Беспечная жизнь переселенцев, получающих немалое пособие, (по русским меркам), позволяет расслабиться, забыться после всего того напряжения, которое сопровождало нас всех и в России, в лихие девяностые, и во время переселения, и в первые месяцы в фатерланде. Многие, так и остались в этой эйфории и благодати, которые свалилась на них. Люди, которые переехали в Германию, находились в России на грани выживания, и трудно было назвать жизнью это существование людей в Советской деревне. Они считали, что такое положение, в котором они оказались сейчас, сравнимо только с мечтой. Благоустроенное жилье, ежедневное баварское пиво, телевизор с русскими программами, полный холодильник еды... Чего вроде бы еще надо? Зачем работать? Более того, у некоторых появляются претензии, всякий раз слышны робкие заявления, что они нам должны... Вчера говорил с администратором общежития. Фрау Виттманн с досадой сказала мне, что местные недоброжелательно отзываются о наших людях. Она была откровенна со мной. Я чувствовал, что мой бывший статус врача, детского хирурга, вызывает у нее уважение. Чувствовал впервые социальное разделение людей с образованием и людей из села, как говорят - от сохи.
Вечером приехала полиция. Дрались пьяные, наши. Было много шума, хватались за ножи.
Долго не мог уснуть

Давно не делал записи в дневнике. Прошла неделя, как мы заселились. Закончили всякие формальности. Получили прописку и немецкие паспорта. Странные были ощущения - два паспорта, два гражданства... Ездили в Мюнхен, встали на учет в российском консульстве. Выстояли огромную очередь, не менее трехсот человек было впереди нас. Все было таким родным и близким: и эта очередь, и ругань на русском языке. Мимо проходят местные, некоторые косятся, другие проходят, опустив голову. За кованным забором, заложив руки за спину, ходит представитель консульства. Он не обращает внимания на просьбы людей. Кто-то просится в туалет, так как не может больше терпеть. Ответ один: «Вы же не вернетесь в очередь, а если все захотят в туалет... Идите, там за углом, ресторан...». Ходили, там закрыли туалет, выдавали ключ только посетителям.

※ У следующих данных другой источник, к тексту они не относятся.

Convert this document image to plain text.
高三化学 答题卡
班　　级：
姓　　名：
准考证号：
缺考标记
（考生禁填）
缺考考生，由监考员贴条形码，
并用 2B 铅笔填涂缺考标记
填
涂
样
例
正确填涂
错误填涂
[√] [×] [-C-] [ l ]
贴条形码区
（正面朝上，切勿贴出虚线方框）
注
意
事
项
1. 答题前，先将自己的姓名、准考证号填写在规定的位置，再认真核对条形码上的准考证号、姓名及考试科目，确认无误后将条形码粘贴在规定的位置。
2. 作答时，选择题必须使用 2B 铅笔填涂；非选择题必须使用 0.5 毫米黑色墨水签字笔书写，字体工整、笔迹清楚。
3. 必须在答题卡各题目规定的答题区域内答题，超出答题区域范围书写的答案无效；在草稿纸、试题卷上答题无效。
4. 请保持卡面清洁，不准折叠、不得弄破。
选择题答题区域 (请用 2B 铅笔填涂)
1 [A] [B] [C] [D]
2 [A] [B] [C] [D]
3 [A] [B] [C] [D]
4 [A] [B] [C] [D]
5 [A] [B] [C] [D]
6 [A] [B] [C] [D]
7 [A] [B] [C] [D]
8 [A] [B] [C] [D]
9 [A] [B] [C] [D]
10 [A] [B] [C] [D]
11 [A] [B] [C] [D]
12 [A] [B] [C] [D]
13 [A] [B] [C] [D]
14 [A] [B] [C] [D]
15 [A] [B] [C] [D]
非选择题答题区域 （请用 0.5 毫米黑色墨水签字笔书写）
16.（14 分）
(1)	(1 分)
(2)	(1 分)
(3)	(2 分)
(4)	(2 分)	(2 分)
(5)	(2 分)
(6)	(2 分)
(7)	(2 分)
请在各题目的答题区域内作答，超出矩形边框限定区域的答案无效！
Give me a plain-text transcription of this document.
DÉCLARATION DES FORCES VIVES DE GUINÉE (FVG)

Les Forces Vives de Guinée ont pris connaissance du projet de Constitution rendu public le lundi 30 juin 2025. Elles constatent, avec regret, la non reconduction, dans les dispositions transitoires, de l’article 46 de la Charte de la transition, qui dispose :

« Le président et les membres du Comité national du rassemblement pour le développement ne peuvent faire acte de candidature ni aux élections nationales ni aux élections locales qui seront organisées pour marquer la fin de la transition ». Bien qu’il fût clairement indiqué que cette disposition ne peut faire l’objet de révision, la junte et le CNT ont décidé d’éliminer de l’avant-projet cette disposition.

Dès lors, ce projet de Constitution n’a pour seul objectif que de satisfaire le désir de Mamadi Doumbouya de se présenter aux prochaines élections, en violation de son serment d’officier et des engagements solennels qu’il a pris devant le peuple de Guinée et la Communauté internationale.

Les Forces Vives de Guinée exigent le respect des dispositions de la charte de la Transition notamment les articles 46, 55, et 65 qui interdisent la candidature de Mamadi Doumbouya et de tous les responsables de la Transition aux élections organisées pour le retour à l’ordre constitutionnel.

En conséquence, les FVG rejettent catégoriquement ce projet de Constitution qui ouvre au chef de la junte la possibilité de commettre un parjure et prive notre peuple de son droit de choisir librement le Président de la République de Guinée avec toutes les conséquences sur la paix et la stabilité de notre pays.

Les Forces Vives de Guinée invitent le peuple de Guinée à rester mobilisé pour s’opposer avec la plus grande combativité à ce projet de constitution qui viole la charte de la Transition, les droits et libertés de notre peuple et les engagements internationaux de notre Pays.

Терпели и продолжали материться.
Канун немецкого Рождества Христова. Ходим в немецкую деревню, любуемся тем, как украсили, принарядили все вокруг. Разноцветные лампочки сказочно расцветили деревья. Красивые звезды, упряжки и тысячи всяких затейливых и не очень украшений повсюду. Глаза разбегаются, хочется еще и еще смотреть на эту красоту приближающегося праздника. Звонят колокола, но звон "сухой", не тот, который редко был слышен в России...
Долго не проходило возбуждение, не мог заснуть, все ворочался.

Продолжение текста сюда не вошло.